Each follicle cycles independently through three phases. The active growth phase, called anagen, lasts 3 to 5 years on the scalp. During this time, hair grows at an average rate of 0.5 to 1.7 centimeters per month (roughly a quarter to two-thirds of an inch). After anagen, the follicle enters a brief transitional phase where growth stops and the lower portion of the follicle shrinks. Then comes a resting phase lasting 2 to 4 months, during which the old hair is eventually shed and a new strand begins forming.

Because each follicle operates on its own schedule, you’re always losing and regrowing hair simultaneously. Losing 50 to 100 hairs a day is typical. The length your hair can reach is largely determined by how long your anagen phase lasts, which is genetic. Someone whose growth phase runs a full five years can grow hair noticeably longer than someone whose phase lasts three years, even if their monthly growth rate is identical.

When Hair Follicles First Form

Hair follicles develop before birth. Between weeks 9 and 12 of gestation, interactions between two embryonic tissue layers, the outer ectoderm (which becomes the skin’s surface) and the underlying mesoderm (which becomes the deeper connective tissue), trigger follicle formation. By around week 12, a fetus is covered in fine, soft hair called lanugo, from the Latin word for wool. This hair is typically shed before or shortly after birth.

You are born with every hair follicle you will ever have. The body does not create new follicles after birth. What changes over a lifetime is the type of hair each follicle produces: the fine, nearly invisible vellus hairs of childhood can shift to thicker, pigmented terminal hairs during puberty, and terminal hairs can miniaturize back toward thinner strands as part of age-related hair loss.

Why Humans Have Less Hair Than Other Primates

Humans actually have roughly 60 hairs per square centimeter of skin, a count not dramatically lower than other apes. The difference is that most human body hair is miniaturized: thin, short, and lightly pigmented compared to the coarse fur of other primates. The leading explanation for this shift centers on thermoregulation. Early human ancestors living in the hot African savanna needed to shed body heat efficiently.

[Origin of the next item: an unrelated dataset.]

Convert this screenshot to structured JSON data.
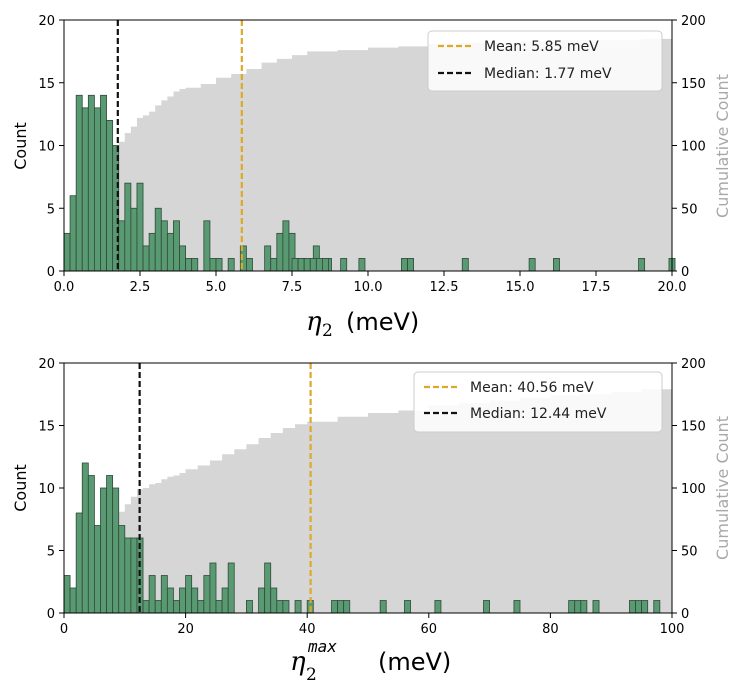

Sweat is the body’s primary cooling mechanism, and dense fur acts as a barrier to evaporation. Reducing hair thickness and length allowed sweat to evaporate more freely, giving early humans the ability to stay active during the hottest parts of the day, foraging and hunting when furred competitors could not.

In other primates, thick hair serves multiple survival purposes: insulation in cold climates, protection from UV radiation and physical trauma, camouflage from predators, and even a way for newborns to cling to their mothers. For humans, the trade-off favored efficient cooling. Scalp hair persisted likely because it protects the top of the head from direct sun exposure, while eyebrows and eyelashes remained to keep sweat and debris out of the eyes.

The Global Human Hair Trade

If your search was about where the human hair in wigs and extensions comes from, the answer is primarily India and China. The global trade in human hair is worth over a billion dollars, with India alone accounting for more than $200 million in exports. India is the second-largest exporter of human hair after Hong Kong (which serves largely as a processing and re-export hub for Chinese manufacturers).

The most well-known source is the temple hair collected at tonsuring halls in Tirumala, in Southern India, where devotees shave their heads as a religious offering. Licensed barbers at these highly organized temples cut hair that took years to grow, producing long, unprocessed strands prized by wig makers. But temple hair doesn’t come close to meeting global demand.

An estimated 70 percent of Indian hair exports come from discarded combings: hair pulled from combs, shower drains, and waste bins. In cities like Varanasi, collectors gather loose strands from roads and gutters. In rural areas, members of nomadic communities such as the Waddar and Vedhwa Waghri travel to low-income neighborhoods and trade cheap household goods, toys, or sweets for hair that families save up over time. From these many collection points, hair moves to sorting facilities and then on to manufacturers in China, where it is processed, treated, and assembled into the wigs and extensions sold worldwide.